From Publishers Weekly
Raymo (An Intimate Look at the Night Sky), a physicist at Stonehill College, agrees with Walt Whitman that "there is a sense in which the least thing contains the all." The least things in Raymo's universe occur on a one-mile path he has walked every day for 37 years between his home and his office in North Easton, Mass. Along this path that he knows so well, he writes, "every pebble and wildflower has a story to tell"-geological stories, environmental stories, human stories. Raymo uses each ecologically distinct portion of his path as a starting point for one of those tales. He is at his best when he relates the tale of the path itself, how it was constructed by the great landscape architect Frederick Law Olmsted as part of an estate for the great-grandson of shovel magnate Oliver Ames. The beginning of the path at the end of a suburban street provides the opportunity to discuss the origin of the village of North Easton at the close of the 18th century: the small Queset Brook supplying the power needed to run the factory that would dominate the village for a century and a half. As the path meanders from woods to open fields, from gardens to water meadow, Raymo discusses ecological relationships, the nature of DNA, basic geology and contemporary environmental concerns. Although always interesting , Raymo's stories are less compelling and more superficial the further afield he goes. But this slim, lovingly written volume helps readers become more observant of the natural portions of their world. 8 b&w illus. not seen by PW.

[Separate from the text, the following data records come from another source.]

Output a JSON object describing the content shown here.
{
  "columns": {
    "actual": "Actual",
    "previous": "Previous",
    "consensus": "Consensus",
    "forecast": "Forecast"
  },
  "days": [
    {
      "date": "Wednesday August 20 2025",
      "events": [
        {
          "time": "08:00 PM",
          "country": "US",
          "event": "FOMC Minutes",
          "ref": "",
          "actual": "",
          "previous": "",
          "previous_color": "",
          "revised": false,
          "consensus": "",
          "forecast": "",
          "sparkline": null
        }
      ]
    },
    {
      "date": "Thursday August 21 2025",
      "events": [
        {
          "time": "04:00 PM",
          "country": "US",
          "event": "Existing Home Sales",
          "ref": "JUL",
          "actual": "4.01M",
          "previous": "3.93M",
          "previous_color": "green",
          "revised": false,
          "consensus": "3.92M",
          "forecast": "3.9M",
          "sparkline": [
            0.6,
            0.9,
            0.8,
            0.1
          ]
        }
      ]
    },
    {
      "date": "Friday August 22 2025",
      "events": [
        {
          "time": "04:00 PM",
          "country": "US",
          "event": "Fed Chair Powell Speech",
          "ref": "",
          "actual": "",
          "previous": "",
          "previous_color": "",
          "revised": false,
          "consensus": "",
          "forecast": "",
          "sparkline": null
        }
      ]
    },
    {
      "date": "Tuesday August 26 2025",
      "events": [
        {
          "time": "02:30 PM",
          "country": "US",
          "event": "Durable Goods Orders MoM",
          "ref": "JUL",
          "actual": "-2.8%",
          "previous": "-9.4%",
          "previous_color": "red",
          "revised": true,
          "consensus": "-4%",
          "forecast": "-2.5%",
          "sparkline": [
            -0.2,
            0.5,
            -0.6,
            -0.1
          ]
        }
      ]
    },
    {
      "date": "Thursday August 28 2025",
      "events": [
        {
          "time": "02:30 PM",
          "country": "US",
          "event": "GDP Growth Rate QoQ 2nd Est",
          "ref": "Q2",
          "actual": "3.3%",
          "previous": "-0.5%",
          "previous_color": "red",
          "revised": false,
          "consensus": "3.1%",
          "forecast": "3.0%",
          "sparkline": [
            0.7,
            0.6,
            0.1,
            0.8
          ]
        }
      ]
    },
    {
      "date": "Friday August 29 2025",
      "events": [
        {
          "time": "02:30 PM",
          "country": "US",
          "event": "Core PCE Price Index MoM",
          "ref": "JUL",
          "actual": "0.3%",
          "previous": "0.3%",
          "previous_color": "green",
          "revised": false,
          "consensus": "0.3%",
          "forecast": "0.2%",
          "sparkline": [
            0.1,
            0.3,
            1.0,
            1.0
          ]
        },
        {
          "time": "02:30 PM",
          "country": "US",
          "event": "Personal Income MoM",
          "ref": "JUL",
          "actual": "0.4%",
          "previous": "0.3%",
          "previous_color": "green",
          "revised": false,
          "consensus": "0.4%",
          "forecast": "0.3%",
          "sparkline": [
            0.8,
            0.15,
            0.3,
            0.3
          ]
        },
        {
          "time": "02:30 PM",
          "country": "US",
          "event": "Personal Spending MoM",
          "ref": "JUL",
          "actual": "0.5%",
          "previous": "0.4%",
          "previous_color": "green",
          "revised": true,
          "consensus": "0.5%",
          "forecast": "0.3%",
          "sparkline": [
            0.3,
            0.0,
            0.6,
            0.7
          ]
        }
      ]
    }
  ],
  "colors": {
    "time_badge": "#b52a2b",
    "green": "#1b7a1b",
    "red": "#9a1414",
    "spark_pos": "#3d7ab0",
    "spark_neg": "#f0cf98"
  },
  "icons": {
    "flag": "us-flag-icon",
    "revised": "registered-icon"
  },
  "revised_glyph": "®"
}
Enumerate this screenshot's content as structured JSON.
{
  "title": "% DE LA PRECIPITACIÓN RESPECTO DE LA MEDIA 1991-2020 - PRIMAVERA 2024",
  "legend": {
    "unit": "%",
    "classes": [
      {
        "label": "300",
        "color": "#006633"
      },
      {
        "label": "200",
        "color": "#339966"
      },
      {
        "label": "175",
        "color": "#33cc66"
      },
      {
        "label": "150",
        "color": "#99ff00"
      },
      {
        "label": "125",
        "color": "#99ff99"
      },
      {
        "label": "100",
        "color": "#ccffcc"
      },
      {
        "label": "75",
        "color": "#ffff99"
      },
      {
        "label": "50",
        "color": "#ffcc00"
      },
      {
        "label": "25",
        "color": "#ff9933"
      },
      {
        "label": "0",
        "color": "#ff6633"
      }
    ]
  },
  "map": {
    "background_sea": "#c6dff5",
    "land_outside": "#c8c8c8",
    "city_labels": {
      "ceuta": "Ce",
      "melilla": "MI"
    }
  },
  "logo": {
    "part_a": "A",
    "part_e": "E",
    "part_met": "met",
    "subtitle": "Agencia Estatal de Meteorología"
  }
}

Copyright 2003 Reed Business Information, Inc.
From Scientific American
"For thirty-seven years I have walked the same path back and forth each day from my home in the village of North Easton, Massachusetts, to my place of work, Stonehill College. The path takes me along a street of century-old houses, through woods and fields, across a stream, along a water meadow, and through an old orchard and community gardens." Raymo, professor emeritus of physics and astronomy at Stonehill College and a science writer at the Boston Globe, walks with an observant eye and a ruminative mind. The stream, which in the 19th century powered the machines of the Ames Shovel Company, leads him into a discussion of gravity. Similarly prompted by what he sees, Raymo discusses engagingly such topics as photosynthesis, geology and evolution. The path so intimately familiar to him runs for barely more than a mile, "but the territory it traverses is as big as the universe."